Making a referral – In most cases either the local authority, CCG or NHS trust will be the responsible body and any Liberty Protection Safeguards requests will go to one of them. The idea is to make the application process as easy as possible and will (although not confirmed) likely be with a standard form. However, it is important that any requests are acted upon and if an application reached one of the responsible bodies in error, the ‘no wrong door’ principle will apply. It will be expected that responsible bodies work together in such cases and where it isn’t clear who the responsible body should be.
Representation and support – If a person doesn’t have family or friends to represent them throughout the process, the Responsible Body must take the necessary steps to ensure that an Independent Mental Capacity Advocate (IMCA) is appointed.
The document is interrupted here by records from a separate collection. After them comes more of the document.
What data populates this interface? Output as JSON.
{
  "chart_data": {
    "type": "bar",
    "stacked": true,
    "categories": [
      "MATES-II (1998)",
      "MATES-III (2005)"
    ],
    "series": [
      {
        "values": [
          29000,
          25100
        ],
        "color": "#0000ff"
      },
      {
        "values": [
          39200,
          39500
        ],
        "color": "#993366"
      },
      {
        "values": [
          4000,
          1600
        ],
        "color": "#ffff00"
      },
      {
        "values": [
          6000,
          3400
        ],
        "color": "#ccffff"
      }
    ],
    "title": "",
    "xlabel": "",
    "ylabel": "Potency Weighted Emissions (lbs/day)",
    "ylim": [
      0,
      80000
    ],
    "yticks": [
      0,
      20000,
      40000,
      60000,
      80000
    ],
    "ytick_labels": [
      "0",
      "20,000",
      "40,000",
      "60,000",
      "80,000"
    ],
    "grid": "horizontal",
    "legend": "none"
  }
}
Similar to how IMCAs are appointed under S.39a of the Mental Capacity Act for the current Deprivation of Liberty Safeguards scheme. It will be the responsibility of the Responsible Body to ensure that the person and their representative understand the process.
Assessment and authorisation – If assessments are required, the responsible body will arrange them and ensure that attempts are made to consult family member, friends or anyone with an interest in the person’s care. Then, the responsible body will ensure that a pre-authorisation review is undertaken. There are no specific details about who can undertake the review (see below for exceptions) although it can’t be someone involved in the day to day care or treatment of the person and can’t be someone with a connection to the care home. The aim of the pre-authorisation review is to ensure that the qualifying criteria are met:
There are certain circumstances whereby an Approved Mental Capacity Professional (AMCP) must undertake the pre-authorisation review. This will be when the care arrangements are being provided in an independent hospital or when the person is objecting to the care arrangements or proposed care arrangements. The AMCP is a new role and in many ways, comparable to the current Best Interests Assessor role. There will be other circumstances where a case can be referred to an AMCP and these will be detailed further in the new Code of Practice which is due to be consulted upon and published in 2021.
One the pre-authorisation review is completed, and the qualifying criteria met, the Responsible Body can authorise the deprivation of liberty. Similar to the current Deprivation of Liberty Safeguards, this can initially be for up to 12 months followed by a further period of 12 months if required. However, after this, if appropriate, the authorisation can be renewed for up to 3 years. Further details about when a 3 year authorisation might be appropriate will be detailed further in the new Code of Practice.
Reviews – It will be the responsibility of the Responsible Body to ensure that a programme of reviews is undertaken to ensure that the authorisation is still required and the qualifying criteria met. That would generally be when the authorisation is expiring but can also be if the person’s circumstances change significantly or any of the qualifying criteria are no longer met. The person, their family, IMCA or appropriate person will be able to challenge the authorisation with an application to the Court of Protection.